The day after Hindenburg published his report, shares of Super Micro fell 20%. The company also delayed the filing of its annual 10-K report with the U.S. Securities and Exchange Commission. Super Micro’s woes continued with a Wall Street Journal report on an alleged DOJ investigation, sending its shares plummeting in late September.

Super Micro CEO Charles Liang said the Hindenburg report contained “false or inaccurate statements” and “misleading presentations of information we have previously shared publicly.” Liang said the company’s delayed 10-K filing would not impact the company’s fourth-quarter financial results, adding that Super Micro would address Hindenburg’s allegations “in due course.”

(Photo illustration by Pavlo Gonchar/SOPA Images/LightRocket via Getty Images)(Photo illustration by Pavlo Gonchar/SOPA Images/LightRocket via Getty Images)

(Photo illustration by Pavlo Gonchar/SOPA Images/LightRocket via Getty Images) (SOPA images via Getty Images)

Super Micro’s share price rise this week shows the tension between its potential as a major player in the AI ​​boom and its regulatory hurdles.

“This is a high-risk reward,” Newman said. “If they are acquitted of all this, there is a good chance that a nice step will emerge.” Of the Wall Street analysts tracking the stock tracked by Bloomberg, seven have a buy rating on the stock, while eleven maintain a hold rating. Only one analyst recommends selling the stock.

Analysts see the shares rising to $66 in the next twelve months.

The company reported mixed results in its latest earnings report. Super Micro’s most recent quarterly revenue of $5.3 billion for the three months ended June 30 barely missed Wall Street expectations but was up 143% from the previous year. On the other hand, Super Micro’s earnings per share for the company’s fourth fiscal quarter of $0.63 were much lower than analysts’ consensus forecast of $0.83, according to Bloomberg data.

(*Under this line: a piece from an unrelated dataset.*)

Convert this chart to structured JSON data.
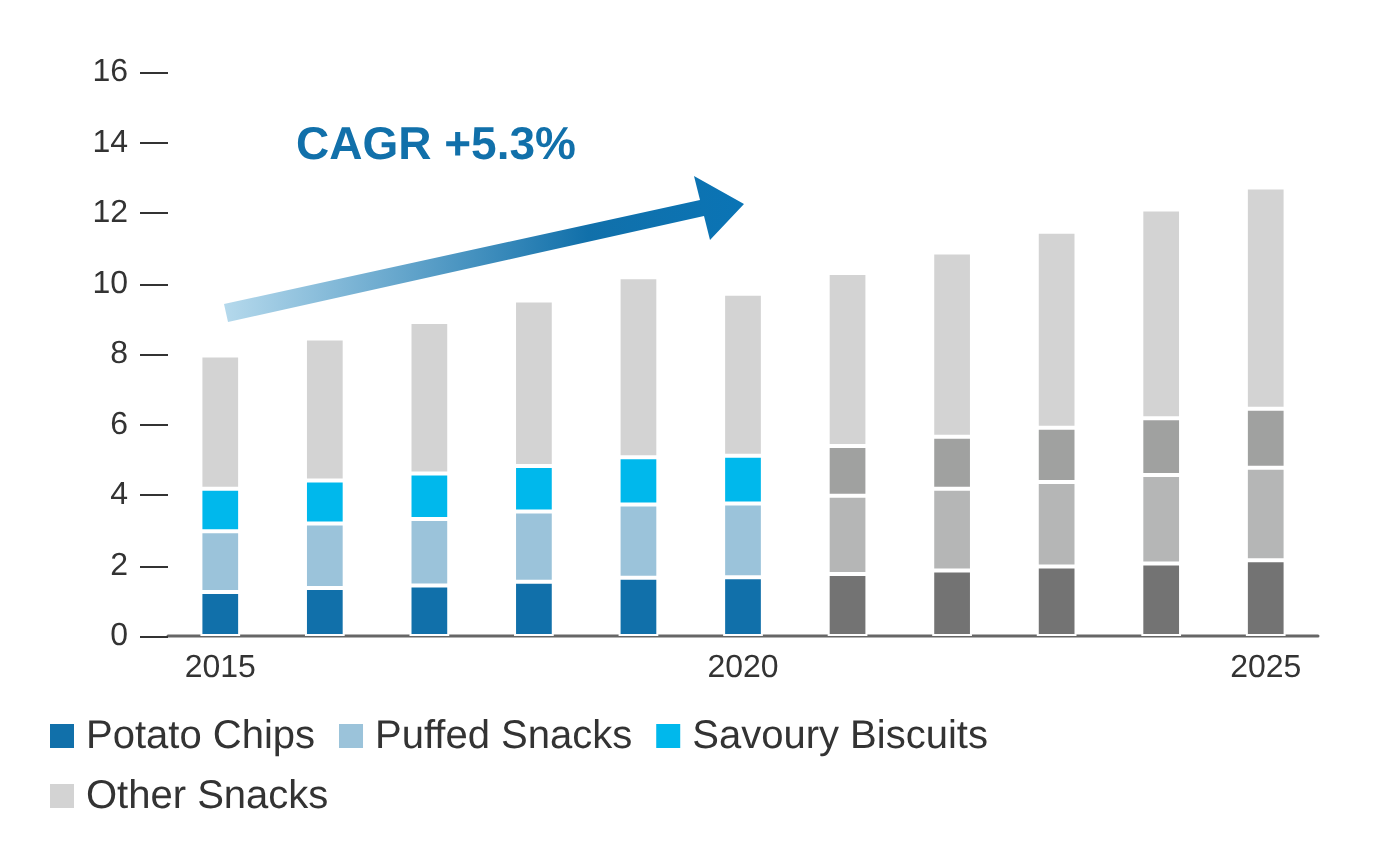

Argus Research analyst Jim Kelleher told investors in an Oct. 3 note to buy the dip, noting that Super Micro “has been growing revenue and earnings much faster than the technology industry in recent years.” Wall Street expects Super Micro to report revenues of $6.5 billion for the period ending September 30, up 206% from the previous year. The company has not yet confirmed a date for its next earnings release.

“At this time, we believe that any accounting irregularities, should they arise, are minor and can be addressed while further financial filings are required,” Kelleher said, adding that Super Micro’s recent 10-to-1 stock split on October 1 “broadens the potential investor pool and should be positive in the long term.”

Despite his long-term optimism, Kelleher lowered his 12-month price target for the stock from $100 to $70.

Laura Bratton is a reporter for Yahoo Finance.